Ziel des abteilungsübergreifenden Boards ist es, Verbesserungen der sogenannten Triple Bottom Line aller Liganova-Kunden zu erreichen, also eine dauerhafte Optimierung der erbrachten ökonomischen, ökologischen und sozialen Auswirkungen. Dazu bieten die Brand- & Retail-Experten CO2-optimierte Retail-Kampagnen an und beraten Unternehmen und Marken dabei, ihre Auftritte und Kampagnen im Handel nachhaltiger zu gestalten. Strategische Beratungen laufen derzeit etwa für adidas und Nespresso, bei denen Liganova in Change Prozessen beratend und steuernd zur Seite steht.

Torsten Dietz, Managing Director Liganova: „Mit unserem Green Board leisten wir einen Beitrag dazu, Transparenz und Glaubhaftigkeit der Nachhaltigkeitsbestrebungen unserer Kunden auf allen Ebenen der Customer Journey herzustellen.“

Das Green Board ist zunächst mit vier Experten aus den Bereichen Design, Produktion und Management unter der Verantwortung von Director Sustainability Phillip Grimm gestartet. Verstärkung bekommt das bestehende Team nun durch Ashley Remus, 33, in ihrer Rolle als Sustainability Manager. Die Kanadierin war zuvor bei GLJ Petroleum Consultants, einem der größten globalen Energiebewertungsunternehmen und wird mit ihrer Expertise bereichern. Für Kunden entwickelt Remus strategische Roadmaps und konkrete Guidelines zur CO2 Reduzierung, führt Stakeholder-Interviews und berät bei komplexen Fragestellungen.

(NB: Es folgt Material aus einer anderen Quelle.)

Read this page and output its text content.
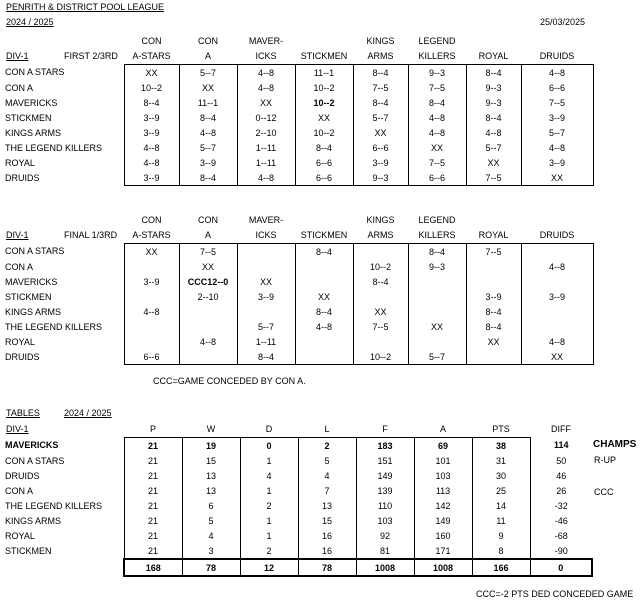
PENRITH & DISTRICT POOL LEAGUE
2024 / 2025	25/03/2025
CON
A-STARS
CON
A
MAVER-
ICKS	STICKMEN
KINGS
ARMS
LEGEND
KILLERS	ROYAL	DRUIDS
DIV-1	FIRST 2/3RD
CON A STARS	XX	5--7	4--8	11--1	8--4	9--3	8--4	4--8
CON A	10--2	XX	4--8	10--2	7--5	7--5	9--3	6--6
MAVERICKS	8--4	11--1	XX	10--2	8--4	8--4	9--3	7--5
STICKMEN	3--9	8--4	0--12	XX	5--7	4--8	8--4	3--9
KINGS ARMS	3--9	4--8	2--10	10--2	XX	4--8	4--8	5--7
THE LEGEND KILLERS	4--8	5--7	1--11	8--4	6--6	XX	5--7	4--8
ROYAL	4--8	3--9	1--11	6--6	3--9	7--5	XX	3--9
DRUIDS	3--9	8--4	4--8	6--6	9--3	6--6	7--5	XX
CON
A-STARS
CON
A
MAVER-
ICKS	STICKMEN
KINGS
ARMS
LEGEND
KILLERS	ROYAL	DRUIDS
DIV-1	FINAL 1/3RD
CON A STARS	XX	7--5		8--4		8--4	7--5	
CON A		XX			10--2	9--3		4--8
MAVERICKS	3--9	CCC12--0	XX		8--4			
STICKMEN		2--10	3--9	XX			3--9	3--9
KINGS ARMS	4--8			8--4	XX		8--4	
THE LEGEND KILLERS			5--7	4--8	7--5	XX	8--4	
ROYAL		4--8	1--11				XX	4--8
DRUIDS	6--6		8--4		10--2	5--7		XX
CCC=GAME CONCEDED BY CON A.
TABLES	2024 / 2025
DIV-1	P	W	D	L	F	A	PTS	DIFF
MAVERICKS	21	19	0	2	183	69	38	114
CON A STARS	21	15	1	5	151	101	31	50
DRUIDS	21	13	4	4	149	103	30	46
CON A	21	13	1	7	139	113	25	26
THE LEGEND KILLERS	21	6	2	13	110	142	14	-32
KINGS ARMS	21	5	1	15	103	149	11	-46
ROYAL	21	4	1	16	92	160	9	-68
STICKMEN	21	3	2	16	81	171	8	-90
	168	78	12	78	1008	1008	166	0
CHAMPS
R-UP
CCC
CCC=-2 PTS DED CONCEDED GAME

Ziel von Liganova ist es, bis 2025 klimaneutral zu werden sowie eine 50-prozentige Reduktion der Energie- und Mobilitäts-Emissionen bis 2023 zu erreichen. In Kundenprojekten will das Unternehmen bis Ende 2022 völlig auf den Einsatz von PVC verzichten und im Allgemeinen mehr zirkuläre Kampagnen entwickeln. Oberste Zielstellung ist es, mit den Kunden eine möglichst hohe CO2 Reduktion zu erzielen und diese messbar in Form einer Klimabilanz für Kampagnen zu belegen. Anderweitige Kompensation von Emissionen ist letztes Mittel.

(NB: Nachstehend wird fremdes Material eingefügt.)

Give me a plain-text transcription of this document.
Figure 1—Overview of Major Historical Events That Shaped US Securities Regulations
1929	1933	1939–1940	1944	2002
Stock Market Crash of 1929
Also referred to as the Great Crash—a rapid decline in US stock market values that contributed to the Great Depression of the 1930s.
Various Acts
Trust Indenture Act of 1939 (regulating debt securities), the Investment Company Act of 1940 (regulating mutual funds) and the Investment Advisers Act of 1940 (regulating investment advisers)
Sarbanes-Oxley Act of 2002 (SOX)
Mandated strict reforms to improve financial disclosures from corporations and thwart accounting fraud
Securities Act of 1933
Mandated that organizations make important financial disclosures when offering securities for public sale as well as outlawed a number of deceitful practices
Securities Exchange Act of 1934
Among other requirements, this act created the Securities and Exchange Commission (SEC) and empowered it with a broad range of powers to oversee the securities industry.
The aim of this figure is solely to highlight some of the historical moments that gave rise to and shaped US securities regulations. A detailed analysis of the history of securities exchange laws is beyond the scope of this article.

Um eine belastbare und überprüfbare Veränderung im CO2-Footprint von Kundenkampagnen zu bewirken, kommt der Liganova-Green Campaign Cycle zum Einsatz. Dieser bewertet die Klimabilanz von Kampagnen anhand der CO2-Emissionen entlang des Wertschöpfungszyklus, um deren Umweltbelastung zu überblicken und zu kontrollieren. Bei ersten Projekterfolgen konnte der CO2-Footprint laut Liganova so um 94 Prozent verringert werden.